Le risque relatif chez les
buveurs excessifs est de l’ordre de 1,2 à 4,2.
Comme cocarcinogène,
du fait de la dénutrition, de la fréquente exposition aux virus hépatotropes liées à l’alcoolisation chronique, la consommation
chronique d’alcool expose à un risque accru de CHC.
Lésions prémalignes du foie
cirrhotique
:
Les dysplasies cellulaires correspondant soit à des zones de
régénération, de dégénérescence ou précancéreuses ont été décrites.

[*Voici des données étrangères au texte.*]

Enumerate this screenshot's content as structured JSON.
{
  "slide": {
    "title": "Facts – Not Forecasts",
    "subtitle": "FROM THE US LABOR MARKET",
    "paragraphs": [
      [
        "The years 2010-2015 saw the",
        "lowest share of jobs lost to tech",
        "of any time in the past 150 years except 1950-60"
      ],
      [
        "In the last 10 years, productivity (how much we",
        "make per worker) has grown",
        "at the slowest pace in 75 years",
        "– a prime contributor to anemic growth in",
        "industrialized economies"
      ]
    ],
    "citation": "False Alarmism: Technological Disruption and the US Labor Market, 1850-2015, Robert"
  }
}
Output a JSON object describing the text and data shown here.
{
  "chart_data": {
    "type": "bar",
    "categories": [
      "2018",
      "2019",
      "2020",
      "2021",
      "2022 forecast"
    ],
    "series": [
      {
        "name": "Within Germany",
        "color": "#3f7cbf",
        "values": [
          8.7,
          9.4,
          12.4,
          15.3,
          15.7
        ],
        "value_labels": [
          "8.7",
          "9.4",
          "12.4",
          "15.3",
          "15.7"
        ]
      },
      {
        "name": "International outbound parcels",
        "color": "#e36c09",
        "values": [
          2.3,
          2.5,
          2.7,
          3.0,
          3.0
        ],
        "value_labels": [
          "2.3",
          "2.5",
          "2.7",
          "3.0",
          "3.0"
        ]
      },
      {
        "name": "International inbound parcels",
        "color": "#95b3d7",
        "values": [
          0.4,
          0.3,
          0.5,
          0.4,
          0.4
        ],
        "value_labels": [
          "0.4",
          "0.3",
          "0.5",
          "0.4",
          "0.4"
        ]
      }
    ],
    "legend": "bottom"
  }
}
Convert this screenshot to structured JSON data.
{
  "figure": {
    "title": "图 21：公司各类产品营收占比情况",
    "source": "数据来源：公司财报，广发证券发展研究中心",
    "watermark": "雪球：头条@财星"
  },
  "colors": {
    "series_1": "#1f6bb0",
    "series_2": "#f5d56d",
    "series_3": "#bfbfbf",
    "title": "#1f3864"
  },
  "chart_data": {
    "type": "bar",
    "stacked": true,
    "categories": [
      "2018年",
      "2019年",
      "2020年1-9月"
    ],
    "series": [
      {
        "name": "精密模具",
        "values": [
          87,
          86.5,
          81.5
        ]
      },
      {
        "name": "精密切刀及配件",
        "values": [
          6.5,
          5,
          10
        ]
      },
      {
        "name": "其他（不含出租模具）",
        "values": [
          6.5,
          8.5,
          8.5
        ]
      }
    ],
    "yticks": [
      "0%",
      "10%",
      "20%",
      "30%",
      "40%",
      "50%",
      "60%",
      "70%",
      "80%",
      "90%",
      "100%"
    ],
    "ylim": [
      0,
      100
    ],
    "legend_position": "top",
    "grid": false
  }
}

Il n’y a cependant pas actuellement d’argument définitif permettant
de retenir l’existence de lésions cellulaires prémalignes histologiques
dans le foie, comme cela a été décrit pour le tube digestif dans une
séquence dysplasie-néoplasie.
Une subdivision récente des nodules
hépatiques a été proposée en nodules régénératifs (bénins), en
lésions dysplasiques (incluant les adénomes, les nodules
dysplasiques et les foyers dysplasiques) et en petits CHC bien
différenciés (encapsulés).
Cette classification sous-entend que la tumorogenèse du foie cirrhotique passe par un processus étagé de
l’hyperplasie à la dysplasie, puis au CHC différencié. Une séquence
similaire semble exister pour les foies non cirrhotiques, notamment
dans les maladies métaboliques hépatiques, où la séquence
hyperplasie-adénome-hépatocarcinome est probable.
Conclusion
:
Les infections par le VHB et probablement par le VHC sont directement
impliquées dans la carcinogenèse hépatique.
Plusieurs mécanismes, qui
ne sont pas exclusifs, sont probablement intriqués chez un même
malade : la cirrhose secondaire à une hépatite chronique active ou à une
intoxication alcoolique chronique est un facteur de risque majeur et
associé dans plus de 90 % des cas à la tumeur ; le VHB peut avoir un
effet direct du fait de l’intégration avec réarrangement chromosomique
ou mutagenèse insertionnelle ou par la transactivation de protéines
virales générées à partir d’ADN du VHB libre en cours de
multiplication ou intégré dans l’ADN cellulaire.
Le VHC peut aussi
directement intervenir par le biais de protéines virales transformantes.